Silence stretched between them. Did it take her that long to understand his words or to prepare a gracious rejection?
“Do you mean what you are saying, Jess, or are you just being polite?”
He kissed each of her hands before he went on. He truly had work to do to earn her trust. “Here I am being as much of a poet as I can be, putting my heart before you with nothing to protect it, and you want to know if I am being polite? No, my darling girl, I am being honest. I love you. I began to love you the tiniest little bit when you raised your hand to me from your bedchamber window. I have loved you a little more each day, but thought the ache around my heart was from something I ate or the land that I wanted to have back so desperately.”
She relaxed the littlest bit. That, more than the smile, gave him hope. He went on, praying she was one step closer to accepting him.
“I thought a flirtation was just what you needed and all I could offer. It would prepare you for the less honorable gentlemen who would as soon seduce you as dance with you.
“It wasn’t until the other day when you so sweetly welcomed my kiss that I knew I did not want another man to dance with you, much less kiss you.”
“Are you proposing to me, Jess?”
“I was rather hoping you might propose to me, since then I would know you are in no way forced to accept me.”
“I would marry you in an instant if I thought there was no way you were being forced to marry me.”
“How can we convince each other that there is no puppet master pulling strings?”
“How did you convince Papa?”
“I made him a business offer he could not refuse.”
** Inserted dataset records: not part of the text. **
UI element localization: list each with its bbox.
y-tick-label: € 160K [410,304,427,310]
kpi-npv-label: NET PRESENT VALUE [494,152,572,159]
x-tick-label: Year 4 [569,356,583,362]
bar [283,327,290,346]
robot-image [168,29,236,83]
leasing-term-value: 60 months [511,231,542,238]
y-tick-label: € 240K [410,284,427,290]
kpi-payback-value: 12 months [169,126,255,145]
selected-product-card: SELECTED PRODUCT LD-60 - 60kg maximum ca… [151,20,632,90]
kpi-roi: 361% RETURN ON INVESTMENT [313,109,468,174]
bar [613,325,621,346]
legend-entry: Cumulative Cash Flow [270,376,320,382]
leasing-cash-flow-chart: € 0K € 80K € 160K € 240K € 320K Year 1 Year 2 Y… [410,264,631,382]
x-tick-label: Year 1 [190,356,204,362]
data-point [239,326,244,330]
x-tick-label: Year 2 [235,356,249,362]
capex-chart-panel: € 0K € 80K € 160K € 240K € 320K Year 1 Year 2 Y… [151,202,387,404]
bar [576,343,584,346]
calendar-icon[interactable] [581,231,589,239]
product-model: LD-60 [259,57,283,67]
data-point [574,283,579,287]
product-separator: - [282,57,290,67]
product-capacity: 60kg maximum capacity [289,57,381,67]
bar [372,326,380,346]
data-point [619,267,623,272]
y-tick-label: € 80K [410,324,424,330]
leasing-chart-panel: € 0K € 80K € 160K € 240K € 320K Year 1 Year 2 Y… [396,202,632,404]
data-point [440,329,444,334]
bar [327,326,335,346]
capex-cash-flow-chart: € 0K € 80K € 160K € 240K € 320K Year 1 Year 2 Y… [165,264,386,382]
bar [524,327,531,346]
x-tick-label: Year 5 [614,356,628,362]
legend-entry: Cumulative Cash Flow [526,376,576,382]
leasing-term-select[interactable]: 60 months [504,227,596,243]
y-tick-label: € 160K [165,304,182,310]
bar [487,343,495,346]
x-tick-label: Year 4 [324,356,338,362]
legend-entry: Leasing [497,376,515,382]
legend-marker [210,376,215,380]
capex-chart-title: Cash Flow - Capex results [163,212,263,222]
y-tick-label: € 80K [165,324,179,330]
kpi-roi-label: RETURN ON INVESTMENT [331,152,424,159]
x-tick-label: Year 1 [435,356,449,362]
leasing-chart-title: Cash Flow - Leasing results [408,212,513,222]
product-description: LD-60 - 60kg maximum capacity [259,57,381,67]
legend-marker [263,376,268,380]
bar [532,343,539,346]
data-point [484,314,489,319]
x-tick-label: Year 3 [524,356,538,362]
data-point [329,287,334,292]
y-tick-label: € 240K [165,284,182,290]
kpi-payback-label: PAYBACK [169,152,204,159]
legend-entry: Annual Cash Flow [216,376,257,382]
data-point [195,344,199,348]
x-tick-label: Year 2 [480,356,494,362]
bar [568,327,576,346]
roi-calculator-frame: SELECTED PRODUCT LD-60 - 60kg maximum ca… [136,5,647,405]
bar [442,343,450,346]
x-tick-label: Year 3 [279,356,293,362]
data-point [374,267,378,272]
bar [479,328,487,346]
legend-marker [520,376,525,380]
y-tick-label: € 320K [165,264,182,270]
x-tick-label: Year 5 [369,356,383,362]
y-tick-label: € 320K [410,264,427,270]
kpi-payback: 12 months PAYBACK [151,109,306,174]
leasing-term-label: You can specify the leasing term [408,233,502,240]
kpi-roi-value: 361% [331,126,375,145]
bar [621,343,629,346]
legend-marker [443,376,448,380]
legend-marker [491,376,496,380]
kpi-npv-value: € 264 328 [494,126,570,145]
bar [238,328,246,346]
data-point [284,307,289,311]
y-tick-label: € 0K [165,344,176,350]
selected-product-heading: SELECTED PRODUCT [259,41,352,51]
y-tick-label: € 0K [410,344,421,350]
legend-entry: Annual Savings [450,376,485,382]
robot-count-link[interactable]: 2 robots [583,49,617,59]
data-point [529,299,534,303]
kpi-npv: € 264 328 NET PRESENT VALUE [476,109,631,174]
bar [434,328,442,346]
“Really? That was very clever of you, my lord.” Finally animation lit her voice.
“I think there is one more way we can convince each other.” He tipped her chin up and kissed her. Nothing existed beyond the two of them and the way they became one.
It was a sweet kiss. They both knew it was wiser to keep it at that.
“Why do I feel no doubt at all when we are together like this?” Beatrice mused.
“I wish I knew. All my much-discussed experience did not prepare me for this. When it comes to loving someone, you and I start as equals.”
They kissed again, not as a test but because they wanted to, and when that kiss ended, they both knew the answer.
“Because I love you. That’s what makes all the doubts disappear.”
He pressed his forehead to hers. “Because it is right.”
“My lord?” Beatrice began and cleared her throat before the next phrase. “Will you marry me?”
“If you will marry me,” Jess said, and they melted into each other’s arms to seal their commitment with a kiss that carried their hopes and their future in one sweet caress.